Conference chair, plasma physicist Eric Lerner concurred in his paper. He suggested that the microwave background is nothing more than a radio fog produced by plasma filaments, which has reached a natural isotropic thermal equilibrium of just under 3K. The radiation is simply starlight that has been absorbed and re-radiated, and echoes the anisotropies of the world around us. These findings correlate with the results of a number of other independent studies, including that of Larson and Wandelt at the University of Illinois, and also of former Cambridge enfant terrible and current Imperial College theoretical physics prodigy, Professor Joao Magueijo. Quote from Starkman: “This suggests that the reported microwave background fluctuations on large angular scales are not in fact cosmic, with important consequences.” Phew!

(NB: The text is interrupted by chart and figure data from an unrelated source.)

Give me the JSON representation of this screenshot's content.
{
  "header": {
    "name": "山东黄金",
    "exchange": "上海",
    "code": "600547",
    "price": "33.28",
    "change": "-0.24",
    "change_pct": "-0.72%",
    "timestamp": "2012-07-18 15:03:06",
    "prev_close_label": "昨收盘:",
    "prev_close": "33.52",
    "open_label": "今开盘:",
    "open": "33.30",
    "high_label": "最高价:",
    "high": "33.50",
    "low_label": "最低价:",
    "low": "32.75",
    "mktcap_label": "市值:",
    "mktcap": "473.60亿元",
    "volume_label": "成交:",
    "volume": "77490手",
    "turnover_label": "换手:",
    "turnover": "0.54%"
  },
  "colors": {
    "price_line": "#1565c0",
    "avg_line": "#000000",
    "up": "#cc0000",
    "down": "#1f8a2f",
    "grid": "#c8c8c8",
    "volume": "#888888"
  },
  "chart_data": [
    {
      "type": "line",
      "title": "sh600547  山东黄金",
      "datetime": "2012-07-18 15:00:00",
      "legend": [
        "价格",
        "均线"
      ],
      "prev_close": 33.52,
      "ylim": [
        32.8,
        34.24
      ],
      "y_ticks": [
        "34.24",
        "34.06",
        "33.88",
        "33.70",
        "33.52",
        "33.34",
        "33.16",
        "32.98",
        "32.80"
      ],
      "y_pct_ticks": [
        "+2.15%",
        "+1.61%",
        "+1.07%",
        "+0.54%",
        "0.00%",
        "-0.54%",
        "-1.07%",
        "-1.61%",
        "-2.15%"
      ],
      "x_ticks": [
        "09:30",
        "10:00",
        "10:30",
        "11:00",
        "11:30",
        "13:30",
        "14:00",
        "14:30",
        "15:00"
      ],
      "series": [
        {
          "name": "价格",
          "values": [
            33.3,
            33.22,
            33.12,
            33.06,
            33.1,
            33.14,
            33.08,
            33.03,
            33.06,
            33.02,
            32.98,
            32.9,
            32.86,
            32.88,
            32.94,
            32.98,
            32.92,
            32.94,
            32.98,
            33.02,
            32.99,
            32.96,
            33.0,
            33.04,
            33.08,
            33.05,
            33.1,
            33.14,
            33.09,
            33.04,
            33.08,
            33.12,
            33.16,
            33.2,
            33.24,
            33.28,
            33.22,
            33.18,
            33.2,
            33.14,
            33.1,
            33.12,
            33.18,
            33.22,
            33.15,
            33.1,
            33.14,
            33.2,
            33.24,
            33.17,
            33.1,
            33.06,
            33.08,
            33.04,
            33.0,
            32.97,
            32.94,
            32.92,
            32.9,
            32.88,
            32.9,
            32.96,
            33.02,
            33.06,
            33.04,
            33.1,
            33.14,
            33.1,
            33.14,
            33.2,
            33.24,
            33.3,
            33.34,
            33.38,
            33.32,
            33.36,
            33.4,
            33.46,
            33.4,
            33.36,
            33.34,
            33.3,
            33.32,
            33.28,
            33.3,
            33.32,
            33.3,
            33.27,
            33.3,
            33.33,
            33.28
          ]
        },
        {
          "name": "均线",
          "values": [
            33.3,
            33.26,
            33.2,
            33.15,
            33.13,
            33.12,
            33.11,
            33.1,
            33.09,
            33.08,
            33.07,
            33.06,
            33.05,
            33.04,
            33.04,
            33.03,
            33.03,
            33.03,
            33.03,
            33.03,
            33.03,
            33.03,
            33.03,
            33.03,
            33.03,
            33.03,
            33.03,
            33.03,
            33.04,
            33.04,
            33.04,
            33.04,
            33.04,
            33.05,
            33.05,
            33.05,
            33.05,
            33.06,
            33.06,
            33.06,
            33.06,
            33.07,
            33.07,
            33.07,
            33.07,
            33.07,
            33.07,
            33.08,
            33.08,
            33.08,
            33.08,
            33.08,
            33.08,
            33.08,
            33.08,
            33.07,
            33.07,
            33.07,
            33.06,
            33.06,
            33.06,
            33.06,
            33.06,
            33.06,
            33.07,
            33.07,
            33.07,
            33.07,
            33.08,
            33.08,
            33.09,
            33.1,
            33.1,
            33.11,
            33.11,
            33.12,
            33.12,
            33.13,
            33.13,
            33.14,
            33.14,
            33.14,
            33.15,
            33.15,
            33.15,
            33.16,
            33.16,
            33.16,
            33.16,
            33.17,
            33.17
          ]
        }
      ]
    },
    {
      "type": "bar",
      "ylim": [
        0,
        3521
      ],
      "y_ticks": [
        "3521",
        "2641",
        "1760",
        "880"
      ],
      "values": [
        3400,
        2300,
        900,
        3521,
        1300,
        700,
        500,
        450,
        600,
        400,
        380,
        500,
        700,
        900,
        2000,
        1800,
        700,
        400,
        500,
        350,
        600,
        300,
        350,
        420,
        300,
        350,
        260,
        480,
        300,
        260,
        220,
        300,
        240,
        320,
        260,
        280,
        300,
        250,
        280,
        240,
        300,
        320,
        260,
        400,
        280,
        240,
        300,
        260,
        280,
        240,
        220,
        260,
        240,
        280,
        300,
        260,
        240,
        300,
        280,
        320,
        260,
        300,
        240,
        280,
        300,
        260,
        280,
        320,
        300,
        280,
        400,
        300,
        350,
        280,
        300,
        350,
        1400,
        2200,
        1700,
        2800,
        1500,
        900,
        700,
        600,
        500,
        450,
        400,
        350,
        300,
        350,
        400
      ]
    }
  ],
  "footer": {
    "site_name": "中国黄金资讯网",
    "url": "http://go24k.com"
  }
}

The final day saw us discussing viable alternative cosmologies, and here one inevitably leans towards personal preferences. My own bias is unashamedly towards scientists who adopt the classical empirical method, and there is no better example of this than Swedish plasma physics pioneer and Nobel laureate Hannes Alfven.
Consequently, I favoured the paper on Plasma Cosmology presented by Eric Lerner, and as a direct result of that inclination find it very difficult here to be brief! Lerner summarised the basic principles: Most of the Universe is plasma, so the effect of electromagnetic force on a cosmic scale is at least comparable to gravitation. Plasma cosmology assumes no origin in time for the Universe, and can therefore accommodate the conservation of energy/matter.
Since we see evidence of evolution all around us, we can assume evolution in the Universe, though not at the pace or on the scale of the Big Bang. Lastly, plasma cosmology tries to explain as much of the Universe as possible using known physics, and does not invoke assistance from supernatural elements. Plasmas are scale invariant, so we can safely infer large-scale plasma activity from what we see terrestrially. Gravity acts on filaments, which condense into “blobs” and disks form. As the body contracts, it gets rid of angular momentum which is conducted away by plasma. Lerner’s colleague Anthony Perratt of Los Alamos Laboratory modelled plasma interaction on a computer and has arrived at a compelling simulation of the morphogenesis of galaxies.
Since plasma cosmology has no time constraints, the development of large-scale structures—so problematic for Big Bang—is accommodated. Lerner admits that there’s still a lot of work to be done, but with the prospect of more research funding coming our way, he foresees the tidying up of the theory into a workable cosmological model.
The conference concluded with a stirring concert by a 3-piece baroque chamber music ensemble, and it gave me cause to reflect that it appeared that only in our appreciation of music did we find some measure of consensus. That the Big Bang theory will pass into history as an artefact of man’s obsession with dogma is a certainty; it will do so on its own merits, however, because it stands on feet of clay. For a viable replacement theory to emerge from the efforts of the Alternative Cosmology Group is at best a long-term objective, unless the group can soon find cohesive direction. But, it’s a great bunch of dedicated, talented people, and we are going to have a lot of fun getting there!